Refugio’s chiseled features froze. Taking a handkerchief from his jacket, he wiped his face. “Cuff the bitch and throw her in the back,” he snarled in Spanish. “Let’s get the hell out of—”
A crash of splintering wood and the echoing sound of a gunshot shattered the night. The two men holding Rose’s arms let go and went for their weapons. In a lightning move, Rose whipped out the switchblade and drove it into Refugio’s body. The tip of the blade barely penetrated his black silk shirt. Too late, she realized that he was wearing a Kevlar vest underneath.
“Rose! Get down!” Hearing Tanner’s voice, she understood that he was afraid of hitting her. Still gripping the knife, she dropped and rolled under the vehicle. “They’re wearing body armor!” she shouted to warn him.

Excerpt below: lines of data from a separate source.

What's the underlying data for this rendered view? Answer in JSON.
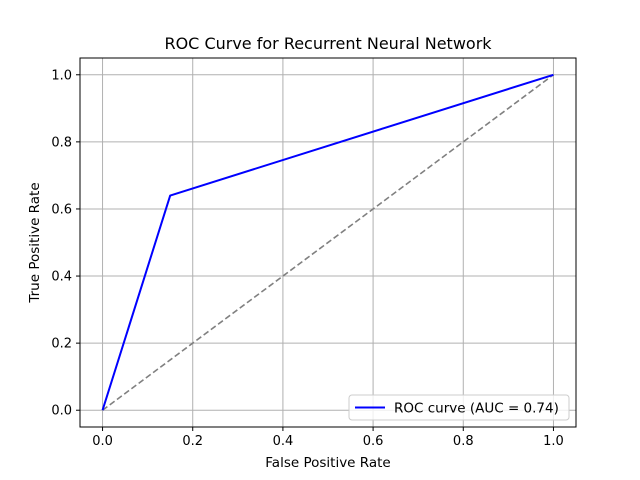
{
  "chart_data": {
    "type": "line",
    "title": "ROC Curve for Recurrent Neural Network",
    "xlabel": "False Positive Rate",
    "ylabel": "True Positive Rate",
    "xlim": [
      -0.05,
      1.05
    ],
    "ylim": [
      -0.05,
      1.05
    ],
    "xticks": [
      0.0,
      0.2,
      0.4,
      0.6,
      0.8,
      1.0
    ],
    "xtick_labels": [
      "0.0",
      "0.2",
      "0.4",
      "0.6",
      "0.8",
      "1.0"
    ],
    "yticks": [
      0.0,
      0.2,
      0.4,
      0.6,
      0.8,
      1.0
    ],
    "ytick_labels": [
      "0.0",
      "0.2",
      "0.4",
      "0.6",
      "0.8",
      "1.0"
    ],
    "grid": true,
    "legend_position": "lower-right",
    "series": [
      {
        "name": "ROC curve (AUC = 0.74)",
        "color": "#0000ff",
        "style": "solid",
        "x": [
          0.0,
          0.15,
          1.0
        ],
        "y": [
          0.0,
          0.64,
          1.0
        ]
      },
      {
        "color": "#808080",
        "style": "dashed",
        "x": [
          0.0,
          1.0
        ],
        "y": [
          0.0,
          1.0
        ]
      }
    ]
  }
}
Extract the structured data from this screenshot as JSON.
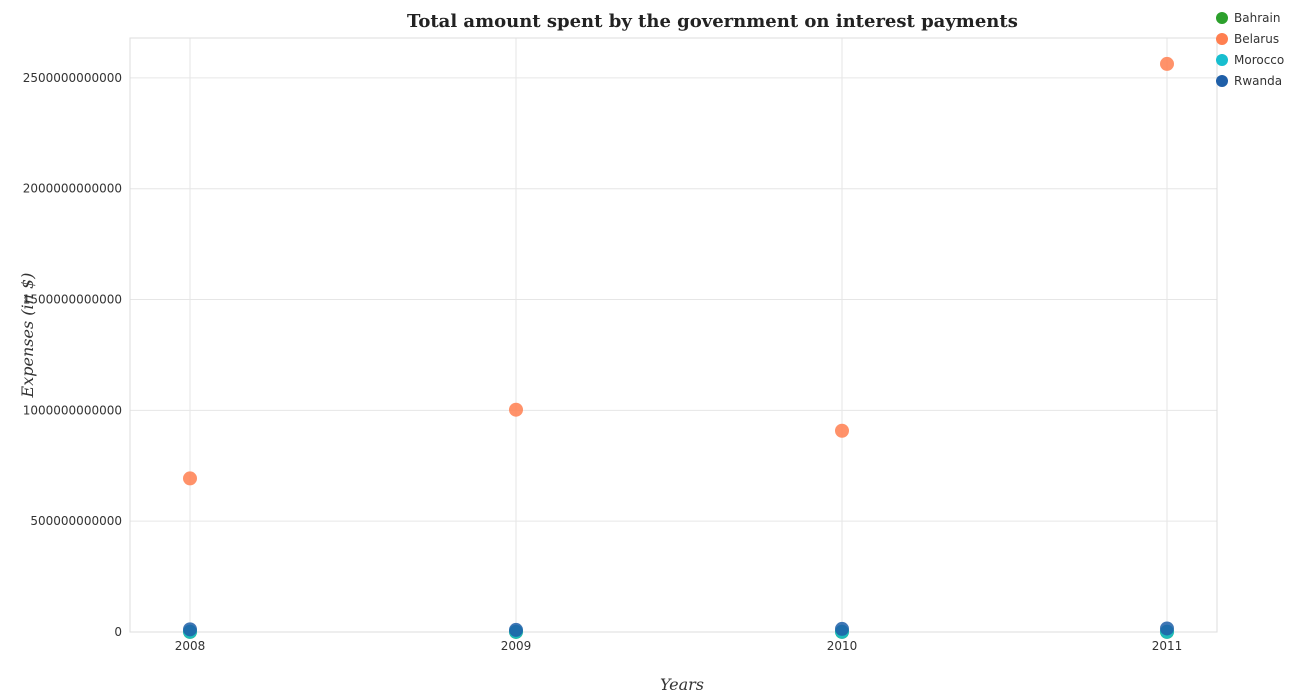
{
  "chart_data": {
    "type": "scatter",
    "title": "Total amount spent by the government on interest payments",
    "xlabel": "Years",
    "ylabel": "Expenses (in $)",
    "categories": [
      "2008",
      "2009",
      "2010",
      "2011"
    ],
    "ylim": [
      0,
      2680000000000
    ],
    "yticks": [
      0,
      500000000000,
      1000000000000,
      1500000000000,
      2000000000000,
      2500000000000
    ],
    "ytick_labels": [
      "0",
      "500000000000",
      "1000000000000",
      "1500000000000",
      "2000000000000",
      "2500000000000"
    ],
    "grid": true,
    "legend_position": "top-right",
    "series": [
      {
        "name": "Bahrain",
        "color": "#2ca02c",
        "values": [
          300000000,
          200000000,
          300000000,
          400000000
        ]
      },
      {
        "name": "Belarus",
        "color": "#ff7f50",
        "values": [
          693000000000,
          1003000000000,
          908000000000,
          2563000000000
        ]
      },
      {
        "name": "Morocco",
        "color": "#17becf",
        "values": [
          1000000000,
          1000000000,
          1000000000,
          1000000000
        ]
      },
      {
        "name": "Rwanda",
        "color": "#1f5fa8",
        "values": [
          12000000000,
          9500000000,
          14000000000,
          16000000000
        ]
      }
    ]
  }
}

Frustrated by her helpless position, she lay in the darkness, listening to the deafening whang of the 9mm Glocks the cartel men carried and the blast of Tanner’s .38. She could hear air escaping from a tire. That must have been where Tanner’s first shot had struck.
A leg—clad in black pants, not Tanner’s jeans—came into view below the vehicle’s metal frame. Rose hacked at it from behind with her razor-sharp knife. Gasping with effort, she cut deeper and felt the hamstring separate with a snap. She was rewarded with a scream. The man had fallen a few feet away, crying and holding his maimed, useless leg. She could tell it wasn’t Refugio. Too bad, she thought. But if she could get the man’s gun, she could help Tanner.
Hugging the barn’s earthen floor, she came in low behind the wounded man, wrenched the loosely held 9mm Glock from his hand, and aimed. A single, deafening shot to the back of the head ended his worthless life.
As the sound cleared her ears, she realized that the gunfire had stopped.
Scarcely daring to breathe, she lay still. A flashlight came on, its beam moving over the carnage in the barn. The man Rose had killed lay nearby. The other Cabrera cousin, also dead, sprawled a dozen feet away. And Tanner . . .
Rose’s heart contracted. Tanner lay facedown at Refugio’s feet, a crimson flood spreading over the back of his shirt.
Refugio let the light linger on him. “He is still alive, Rose. Toss that gun over here. The knife, too, or I will finish him right now.”
Rose did as she was told. “Let me help him,” she said. “Please.”
“All right. Do it. Any tricks and I’ll kill you both.”
Rose moved to cover Tanner’s prone body with hers. She could feel his heart beating, but he was badly hit, losing a lot of blood. She tried to stop the bleeding with pressure from her hands. It was useless. “He needs a doctor,” she said.
“Come with me, and I will leave him alive. Maybe Bull Tyler will come back and find him.”
Maybe, Rose thought. But there was no guarantee that Bull would come back at all, and Tanner didn’t have much time. If she left him, he would die alone.
“No.” She clung to Tanner’s unconscious body, covering as much of him as she could. Tanner’s words came back to her, and she knew they were true for her as well. She would rather die with him than live without him. “I’m not leaving him,” she said. “If it matters that much, you’ll have to kill us both.”
Refugio cursed in Spanish. Rose tried to imagine what he was thinking. His men were dead, and the police would have the roads blocked, watching for his vehicle. He might be able to slip away alone and on foot, disguised as a common migrant worker, but with Rose as his prisoner, that kind of escape would be impossible. And for him, mercy was out of the question. Kill her now. Kill them both.
With the flashlight still in one hand, he raised his pistol and cocked it.
Rose glimpsed a tall silhouette in the open doorway of the barn. In the same instant, the deafening roar of a 12-gauge shotgun, firing on both barrels, shattered the air. The close-range blast could have dropped a thousand-pound steer. Even in a Kevlar vest, Refugio didn’t stand a chance.
Bull steadied his balance, lowered the weapon, and rubbed his shoulder. “Damn, but that old gun’s got a kick,” he said. “How’s Tanner?”
Rose found her voice. “Alive, but barely. He’s losing a lot of blood. We’ve got to get him to a hospital.”
Bull stripped off his shirt to use as a temporary dressing. “Better not to move him without help. Let’s put a patch on him, and you stay here with him. The patrol cars are out. First one we pass, I’ll have them call an ambulance . . .”
Eighteen hours later
Tanner opened his eyes. As his murky vision cleared, he saw that Rose was bending over his hospital bed, red-eyed, disheveled, and so stunningly beautiful that all he wanted to do was look at her.
“Hello,” she whispered.
“Hello,” he said. “You look like an angel. Am I in heaven?”
“You were knocking on the gate,” Rose said. “But the doctors brought you back. You needed three pints of blood. Even so, you were lucky. The bullet didn’t hit anything vital.”
“What about Cabrera and his pals?”
“They’re shaking hands with the devil.”
“All I remember is a lot of shooting. Then I got hit and everything went dark.”